We’re reorganizing our Intranet right now — or, more accurately, keeping the department-centric organization but overlaying task-oriented navigation.
Task-oriented is customer-focused, and it’s a better way to organize information into useful groupings so that your target audience can find it. But task-oriented comes with its own set of problems, especially over time as new content and services are added to the site. Among the problems…
Distributed Publishing. I’m working in a decentralized publishing environment, where publishers are based in a department and rights on the Web server are assigned to main folders. So I’ve got to keep the files collected on the server along department lines (or change my publishing security strategy, which I’m not currently willing to do).
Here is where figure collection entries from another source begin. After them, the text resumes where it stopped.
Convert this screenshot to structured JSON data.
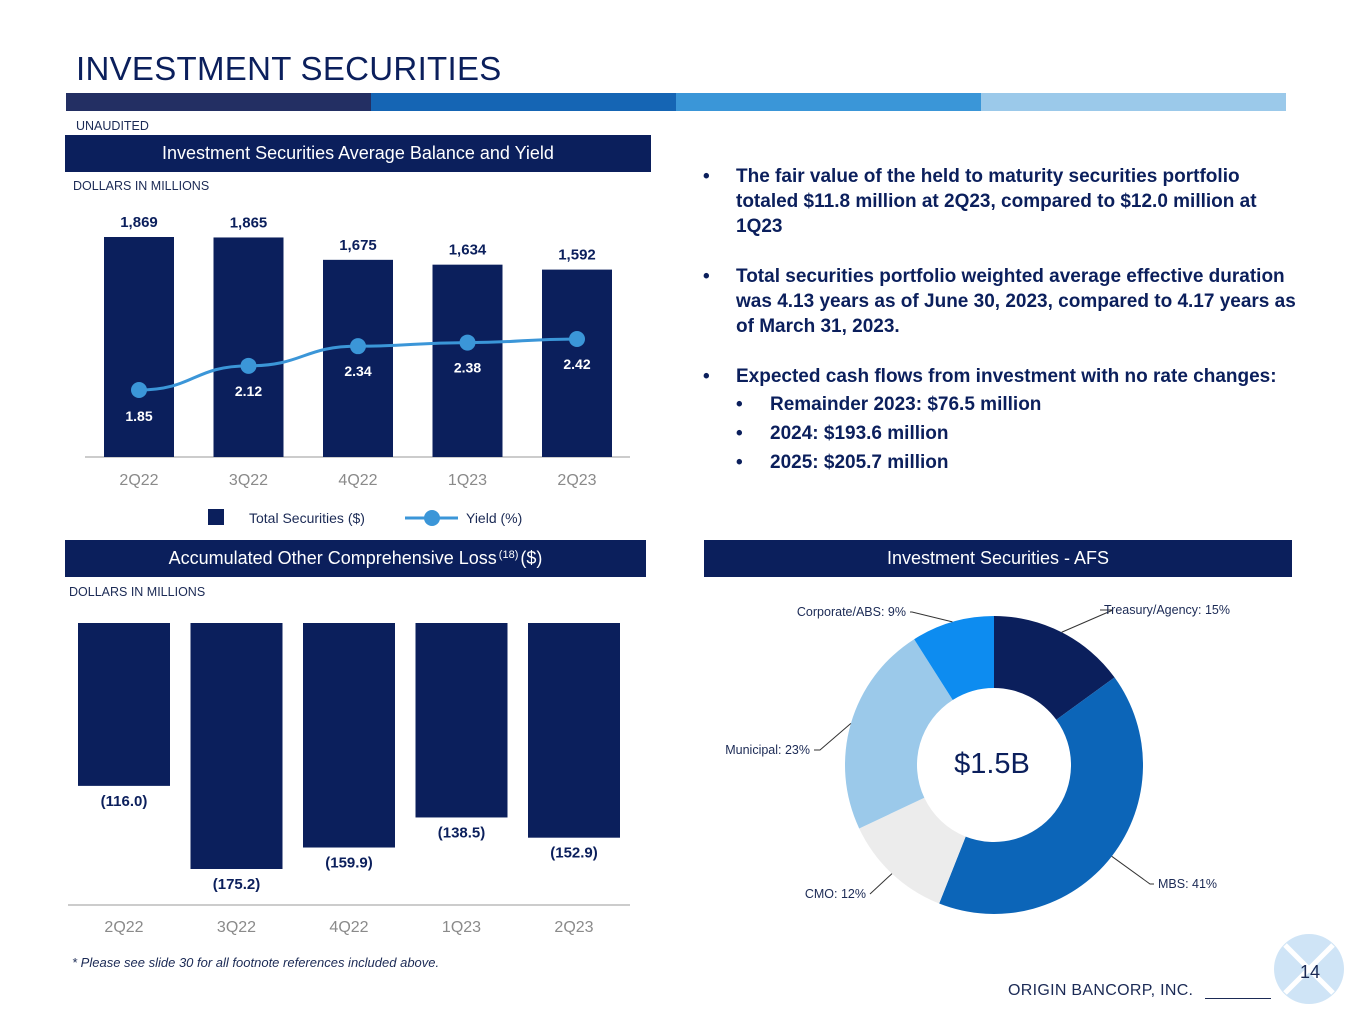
{
  "page": {
    "title": "INVESTMENT SECURITIES",
    "unaudited": "UNAUDITED",
    "page_number": "14",
    "company": "ORIGIN BANCORP, INC.",
    "footnote": "* Please see slide 30 for all footnote references included above.",
    "strip_colors": [
      "#232f63",
      "#1565b4",
      "#3a96d8",
      "#9bc9ea"
    ]
  },
  "panels": {
    "balance_header": "Investment Securities Average Balance and Yield",
    "balance_units": "DOLLARS IN MILLIONS",
    "aocl_header": "Accumulated Other Comprehensive Loss",
    "aocl_sup": "(18)",
    "aocl_suffix": "($)",
    "aocl_units": "DOLLARS IN MILLIONS",
    "afs_header": "Investment Securities - AFS"
  },
  "bullets": {
    "items": [
      "The fair value of the held to maturity securities portfolio totaled $11.8 million at 2Q23, compared to $12.0 million at 1Q23",
      "Total securities portfolio weighted average effective duration was 4.13 years as of June 30, 2023, compared to 4.17 years as of March 31, 2023.",
      "Expected cash flows from investment with no rate changes:"
    ],
    "sub_items": [
      "Remainder 2023: $76.5 million",
      "2024: $193.6 million",
      "2025: $205.7 million"
    ]
  },
  "chart_data": [
    {
      "type": "bar",
      "title": "Investment Securities Average Balance and Yield",
      "categories": [
        "2Q22",
        "3Q22",
        "4Q22",
        "1Q23",
        "2Q23"
      ],
      "series": [
        {
          "name": "Total Securities ($)",
          "type": "bar",
          "values": [
            1869,
            1865,
            1675,
            1634,
            1592
          ],
          "labels": [
            "1,869",
            "1,865",
            "1,675",
            "1,634",
            "1,592"
          ],
          "color": "#0b1f5c"
        },
        {
          "name": "Yield (%)",
          "type": "line",
          "values": [
            1.85,
            2.12,
            2.34,
            2.38,
            2.42
          ],
          "labels": [
            "1.85",
            "2.12",
            "2.34",
            "2.38",
            "2.42"
          ],
          "color": "#3b96d8"
        }
      ],
      "ylim": [
        0,
        1869
      ],
      "legend": "bottom"
    },
    {
      "type": "bar",
      "title": "Accumulated Other Comprehensive Loss ($)",
      "categories": [
        "2Q22",
        "3Q22",
        "4Q22",
        "1Q23",
        "2Q23"
      ],
      "values": [
        -116.0,
        -175.2,
        -159.9,
        -138.5,
        -152.9
      ],
      "labels": [
        "(116.0)",
        "(175.2)",
        "(159.9)",
        "(138.5)",
        "(152.9)"
      ],
      "ylim": [
        -175.2,
        0
      ],
      "color": "#0b1f5c"
    },
    {
      "type": "pie",
      "title": "Investment Securities - AFS",
      "center_label": "$1.5B",
      "slices": [
        {
          "label": "Treasury/Agency: 15%",
          "value": 15,
          "color": "#0b1f5c"
        },
        {
          "label": "MBS: 41%",
          "value": 41,
          "color": "#0c65b8"
        },
        {
          "label": "CMO: 12%",
          "value": 12,
          "color": "#ececec"
        },
        {
          "label": "Municipal: 23%",
          "value": 23,
          "color": "#9bc9ea"
        },
        {
          "label": "Corporate/ABS: 9%",
          "value": 9,
          "color": "#0d8cf0"
        }
      ]
    }
  ]
}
Traditional Expectations. We’re all about cross-departmental teamwork here, but let’s face it — we’re still very department-centric. So the publishers are naturally going to think in terms of “My Department Home Page” and anything under it (e.g. linked from it) is theirs. ‘Course, that’s a good thing in that it helps to get the department publisher to take ownership of “their” content, but I think I will now have to sell them on thinking upwards as well as downwards.
Not only that, but some (maybe most) of our customers are used to dealing with minor bureaucracies, and they understand that to get something done, you first have to work the org chart. So if I yank the departments, some will get lost — especially if they start with an employee: “Oh, yeah, the Information Center handles that.”
I can’t say for certain what the effect will be of using two navigation metaphors (three, if you count search). My guess is that staff will use the department-centric list to get around and students (our customers, in this case) will use the task list.
Change Management. So you’re on a Web page that you got to from a service list, and it appears to be out of date. Who owns this page?
Top Layer Management. If the department publishers will be handling everything from their department page on down, then I’ve got to keep up the task-oriented overlay. No problem, right? As long as department publishers tell me what they’re working on, so I can add new information and services to the appropriate task list. If they don’t, those top layers of task information will have holes in them….
Most of them tell me when they add things — partly because Web publishing is new, so they’re excited and they seek validation. But the gloss will wear off this soon, and they’ll realize that it’s like word processing: we’re not going to alert the media every time someone performs a mail merge. But I’ve got to communicate that it’s not exactly the same (although maybe just as boring, eventually): because of cross-linking, you’ve got to think outside your cube walls when you publish.
Or tell me, and I’ll do the thinking for you. That works too, I guess.